Janey opened her eyes to have a look, and it all came back to her, all at once, as she somersaulted through space. She was in the tunnel that Copernicus the Squid had created, and right behind her, being lowered towards the hard metal core of the Earth, was a giant cylinder with her father stuck on the outside of it like a bug. At the moment they were still bypassing ice and tight-packed snow, with occasional gushes of water where the pressure was starting to affect the sides of the structure, with the lake below the glacier spurting through the cracks. Pretty soon they would start to pass through warmer sections, the magma, and then eventually past the scrabbling volcanic shrimps.
At which point Janey and her father would dissolve in the centre of the Earth.

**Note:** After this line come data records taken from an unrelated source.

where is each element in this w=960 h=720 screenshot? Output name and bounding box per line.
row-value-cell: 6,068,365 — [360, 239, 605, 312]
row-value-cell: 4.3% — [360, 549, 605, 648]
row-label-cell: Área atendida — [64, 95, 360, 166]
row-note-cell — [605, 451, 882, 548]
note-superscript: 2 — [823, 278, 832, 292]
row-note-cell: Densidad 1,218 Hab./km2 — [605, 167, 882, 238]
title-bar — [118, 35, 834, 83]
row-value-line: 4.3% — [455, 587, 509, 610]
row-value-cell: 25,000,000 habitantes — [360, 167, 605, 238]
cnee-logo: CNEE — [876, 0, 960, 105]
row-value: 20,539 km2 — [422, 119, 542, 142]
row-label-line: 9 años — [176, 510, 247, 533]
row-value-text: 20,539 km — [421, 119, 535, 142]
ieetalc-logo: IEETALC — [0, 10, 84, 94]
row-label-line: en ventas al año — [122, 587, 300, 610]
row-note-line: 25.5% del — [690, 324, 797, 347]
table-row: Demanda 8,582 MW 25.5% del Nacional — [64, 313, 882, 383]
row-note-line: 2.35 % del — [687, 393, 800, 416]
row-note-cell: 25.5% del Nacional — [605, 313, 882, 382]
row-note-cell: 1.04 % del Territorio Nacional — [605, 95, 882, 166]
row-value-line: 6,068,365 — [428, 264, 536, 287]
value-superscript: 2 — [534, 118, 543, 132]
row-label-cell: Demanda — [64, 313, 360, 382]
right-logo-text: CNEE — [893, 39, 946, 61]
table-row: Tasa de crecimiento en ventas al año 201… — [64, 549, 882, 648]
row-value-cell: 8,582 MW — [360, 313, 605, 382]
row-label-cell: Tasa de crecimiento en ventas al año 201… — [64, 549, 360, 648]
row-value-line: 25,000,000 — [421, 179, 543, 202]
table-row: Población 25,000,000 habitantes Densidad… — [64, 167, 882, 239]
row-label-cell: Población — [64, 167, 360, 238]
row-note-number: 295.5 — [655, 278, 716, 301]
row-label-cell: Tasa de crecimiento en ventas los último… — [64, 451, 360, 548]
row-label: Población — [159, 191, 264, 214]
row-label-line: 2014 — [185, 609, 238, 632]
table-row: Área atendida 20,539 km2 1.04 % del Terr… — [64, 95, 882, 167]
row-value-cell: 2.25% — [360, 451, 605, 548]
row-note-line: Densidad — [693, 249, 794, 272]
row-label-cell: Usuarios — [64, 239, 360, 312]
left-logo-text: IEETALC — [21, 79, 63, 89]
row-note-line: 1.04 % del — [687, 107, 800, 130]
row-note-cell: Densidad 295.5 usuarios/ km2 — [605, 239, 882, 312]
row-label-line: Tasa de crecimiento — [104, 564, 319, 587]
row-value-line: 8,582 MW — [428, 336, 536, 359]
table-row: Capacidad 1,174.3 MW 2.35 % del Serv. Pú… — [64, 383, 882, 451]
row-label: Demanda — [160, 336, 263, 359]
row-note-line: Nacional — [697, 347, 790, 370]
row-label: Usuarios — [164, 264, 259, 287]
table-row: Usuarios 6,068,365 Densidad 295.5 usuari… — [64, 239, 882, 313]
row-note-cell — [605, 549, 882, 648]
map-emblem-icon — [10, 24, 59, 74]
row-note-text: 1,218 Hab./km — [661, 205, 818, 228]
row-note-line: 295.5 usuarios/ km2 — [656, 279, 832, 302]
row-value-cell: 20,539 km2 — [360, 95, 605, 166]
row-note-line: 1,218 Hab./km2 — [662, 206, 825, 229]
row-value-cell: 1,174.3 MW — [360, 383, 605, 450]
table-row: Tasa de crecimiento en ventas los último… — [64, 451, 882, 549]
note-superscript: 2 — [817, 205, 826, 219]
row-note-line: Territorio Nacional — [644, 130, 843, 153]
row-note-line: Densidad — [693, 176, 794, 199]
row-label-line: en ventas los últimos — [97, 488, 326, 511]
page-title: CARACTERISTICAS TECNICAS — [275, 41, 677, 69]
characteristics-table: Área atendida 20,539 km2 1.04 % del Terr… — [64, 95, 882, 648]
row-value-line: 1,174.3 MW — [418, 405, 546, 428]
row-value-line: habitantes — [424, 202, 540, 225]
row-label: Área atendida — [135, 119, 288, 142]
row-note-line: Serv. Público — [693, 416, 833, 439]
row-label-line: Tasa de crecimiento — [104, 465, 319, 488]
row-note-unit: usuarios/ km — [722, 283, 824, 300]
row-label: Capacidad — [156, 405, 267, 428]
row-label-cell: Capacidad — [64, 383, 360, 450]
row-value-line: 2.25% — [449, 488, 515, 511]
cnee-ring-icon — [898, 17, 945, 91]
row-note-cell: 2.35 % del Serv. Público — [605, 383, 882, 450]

And in that moment she finally understood what Copernicus was doing. It was a mineshaft. He was mining. He was plucking out the metallic core of the Earth – or at least some of it – and stealing it, without any regard for the devastation it would cause to the whole of the rest of the world. It was what he’d been telling Alfie: the earth needed that metal for gravity. And who had told him it was there? Janey. Janey and her eSPIdrills had given him the exact information that he needed to destroy the planet – the planet that had refused to give him the power he wanted. It was her fault.